THE final sign that summer is soon to fade is here. After Wimbledon's fortnight of frenzy and froth frittered into another foreign conquest, and Royal Ascot has high-stepped in and high-heeled away, the last summer sporting fling is represented by The Open.

But what a way to bow out. In less than 48 hours the world's top golfers will converge on Royal Troon, the course first carved out of dune-land in 1878 on the Argyllshire coast owned by the Duke of Portland.

As the build-up to the battle for the claret jug has increased, Royal Troon has been sniffily described in some quarters as not being as spectacular as other Scottish courses, or indeed, those in England that have had the privilege of hosting the sport's greatest individual competition.

But what it may lack in ethereal beauty Royal Troon more than makes up for in degree of difficulty, something that I, for one, hope will be smack to the fore throughout the four days of play.

Trans-Atlantic transmissions from America of sun-dappled, acacia-lined, rhododendron-drenched courses midway through the golfing calendar fail to inspire this particular hack golfer until, that is, the assembled players finally gather on greens that resemble convex glass.

When you see that little white ball whizzing past the hole at a rate of knots envied by Olympic-class sprinters, then more than a little grin of satisfaction breaks out on the Kelly countenance.
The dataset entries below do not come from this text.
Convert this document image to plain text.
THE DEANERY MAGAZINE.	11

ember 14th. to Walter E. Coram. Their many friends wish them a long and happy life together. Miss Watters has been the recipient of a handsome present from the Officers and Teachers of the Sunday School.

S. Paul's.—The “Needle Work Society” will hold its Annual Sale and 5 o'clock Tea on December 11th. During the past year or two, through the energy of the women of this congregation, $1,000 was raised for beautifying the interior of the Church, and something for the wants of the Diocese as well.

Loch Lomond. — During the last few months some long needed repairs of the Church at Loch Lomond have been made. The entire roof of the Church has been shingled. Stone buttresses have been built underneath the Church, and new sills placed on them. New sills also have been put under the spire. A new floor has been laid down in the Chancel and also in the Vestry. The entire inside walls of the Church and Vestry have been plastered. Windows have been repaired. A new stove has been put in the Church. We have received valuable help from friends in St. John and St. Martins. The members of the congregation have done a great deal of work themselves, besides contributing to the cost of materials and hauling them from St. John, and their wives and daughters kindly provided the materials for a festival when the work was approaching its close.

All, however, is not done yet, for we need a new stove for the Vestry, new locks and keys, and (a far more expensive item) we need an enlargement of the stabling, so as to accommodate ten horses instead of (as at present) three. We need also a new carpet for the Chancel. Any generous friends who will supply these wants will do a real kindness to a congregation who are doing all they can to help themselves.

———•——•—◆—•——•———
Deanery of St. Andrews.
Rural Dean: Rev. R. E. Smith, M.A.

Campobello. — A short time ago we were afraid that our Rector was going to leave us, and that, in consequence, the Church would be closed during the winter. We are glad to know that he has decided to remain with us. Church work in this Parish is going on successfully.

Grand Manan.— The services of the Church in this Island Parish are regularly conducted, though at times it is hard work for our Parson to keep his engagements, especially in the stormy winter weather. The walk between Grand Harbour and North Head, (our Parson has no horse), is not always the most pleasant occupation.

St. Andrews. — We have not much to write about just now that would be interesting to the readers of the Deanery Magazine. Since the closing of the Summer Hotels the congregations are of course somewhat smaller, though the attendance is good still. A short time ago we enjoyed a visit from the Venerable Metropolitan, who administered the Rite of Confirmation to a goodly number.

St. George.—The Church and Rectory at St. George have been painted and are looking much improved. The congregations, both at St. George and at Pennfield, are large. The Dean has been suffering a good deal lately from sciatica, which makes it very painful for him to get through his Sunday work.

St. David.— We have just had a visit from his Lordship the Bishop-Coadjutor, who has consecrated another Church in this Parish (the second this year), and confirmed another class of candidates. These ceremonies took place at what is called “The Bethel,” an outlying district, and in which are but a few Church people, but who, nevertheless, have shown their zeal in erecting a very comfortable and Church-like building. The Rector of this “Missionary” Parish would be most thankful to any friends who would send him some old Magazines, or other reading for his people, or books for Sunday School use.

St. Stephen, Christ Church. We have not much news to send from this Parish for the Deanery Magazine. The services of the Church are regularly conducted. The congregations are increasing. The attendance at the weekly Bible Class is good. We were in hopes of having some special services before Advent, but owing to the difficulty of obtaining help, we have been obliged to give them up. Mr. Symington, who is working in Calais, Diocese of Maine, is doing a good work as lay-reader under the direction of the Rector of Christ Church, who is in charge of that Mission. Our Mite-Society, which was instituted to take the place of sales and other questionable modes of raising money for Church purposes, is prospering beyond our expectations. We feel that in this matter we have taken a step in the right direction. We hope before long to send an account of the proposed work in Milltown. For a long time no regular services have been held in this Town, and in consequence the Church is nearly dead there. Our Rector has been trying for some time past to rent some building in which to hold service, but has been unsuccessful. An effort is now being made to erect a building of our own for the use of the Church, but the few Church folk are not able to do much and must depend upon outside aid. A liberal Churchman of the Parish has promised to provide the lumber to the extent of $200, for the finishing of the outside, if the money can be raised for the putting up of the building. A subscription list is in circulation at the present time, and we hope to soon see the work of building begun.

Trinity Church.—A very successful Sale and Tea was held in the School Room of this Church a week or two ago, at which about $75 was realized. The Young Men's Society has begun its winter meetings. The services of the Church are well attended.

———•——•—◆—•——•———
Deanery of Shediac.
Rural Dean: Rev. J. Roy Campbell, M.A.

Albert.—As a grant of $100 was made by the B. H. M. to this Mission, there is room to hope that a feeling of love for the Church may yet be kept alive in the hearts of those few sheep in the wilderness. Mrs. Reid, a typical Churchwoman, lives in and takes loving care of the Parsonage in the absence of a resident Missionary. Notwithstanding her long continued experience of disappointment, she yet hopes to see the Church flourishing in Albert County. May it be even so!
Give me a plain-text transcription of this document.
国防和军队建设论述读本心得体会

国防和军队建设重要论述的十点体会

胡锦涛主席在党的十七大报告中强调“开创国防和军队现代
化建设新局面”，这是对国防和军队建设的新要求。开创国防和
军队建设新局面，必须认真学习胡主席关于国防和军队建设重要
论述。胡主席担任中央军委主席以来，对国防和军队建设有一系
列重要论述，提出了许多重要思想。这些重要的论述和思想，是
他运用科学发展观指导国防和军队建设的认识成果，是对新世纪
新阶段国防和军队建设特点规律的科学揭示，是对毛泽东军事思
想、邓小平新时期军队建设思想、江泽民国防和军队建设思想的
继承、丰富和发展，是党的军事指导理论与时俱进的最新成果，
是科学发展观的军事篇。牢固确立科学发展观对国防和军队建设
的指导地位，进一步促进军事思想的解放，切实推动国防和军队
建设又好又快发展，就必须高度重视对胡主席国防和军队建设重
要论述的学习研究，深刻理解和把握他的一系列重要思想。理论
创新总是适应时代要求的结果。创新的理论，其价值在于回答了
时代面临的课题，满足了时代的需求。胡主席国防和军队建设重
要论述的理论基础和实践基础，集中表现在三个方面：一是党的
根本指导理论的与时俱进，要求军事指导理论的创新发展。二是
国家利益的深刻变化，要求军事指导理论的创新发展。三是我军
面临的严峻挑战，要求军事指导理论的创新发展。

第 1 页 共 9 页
That's not to say I would relish such a prospect.

For me, golf is best played as a fair-weather pastime. At worst, a light drizzle can be stomached, a little nip on the temperature can be endured - but nothing more extreme.

After all, for the hack there is little better in golf than to be playing in late evening sunshine.

But when it comes to the world's elite, the preference is for them to be vying against the elements as much as the vagaries of any particular course. The game is perverse enough for unconvincing club-wielders, so let it be so for the leading professionals, who, let's face it, often make the serpentine game look the most simple to play.

Some come this Thursday, and in the indomitable words of Kevin Keegan, 'I would love it' if any celestial powers that be could arrange for gales to rage fiercely off the Irish Sea, driving rain to slant in and temperatures to plummet. I call upon golf's gods to be at their most capricious.

So what if breaking par is as rare as Chelsea not chasing an expensive import? So what if conditions are less benign than a bunker full of rattlesnakes enraged by the thud of a ball on the bonce?

I want the globe's pantheon of golfers to be tested to the limit, or, if truth be known, to have our colonial cousins from across the Atlantic in particular to be greeted by the sort of King Lear golf - blow winds, crack your cheeks - that they seldom face within their own manicured land. That will surely mean they will not walk away with the coveted claret jug as part of their hand luggage back across the Atlantic.

But hang on a minute. That's blown a hole, or rather a Texas-sized crater, in that argument. Go back through the history of The Open at Royal Troon and since England's Arthur Havers won the trophy when the championship was first staged there in 1923, all the other winners have hailed from the United States.

Bobby Locke, Arnold Palmer, Tom Weiskopf, Tom Watson, Mark Calcavecchia and Justin Leonard have all whistled their own Troon of glory. Och well, looks like us Brits will yet again be whistling Dixie come Sunday tea-time.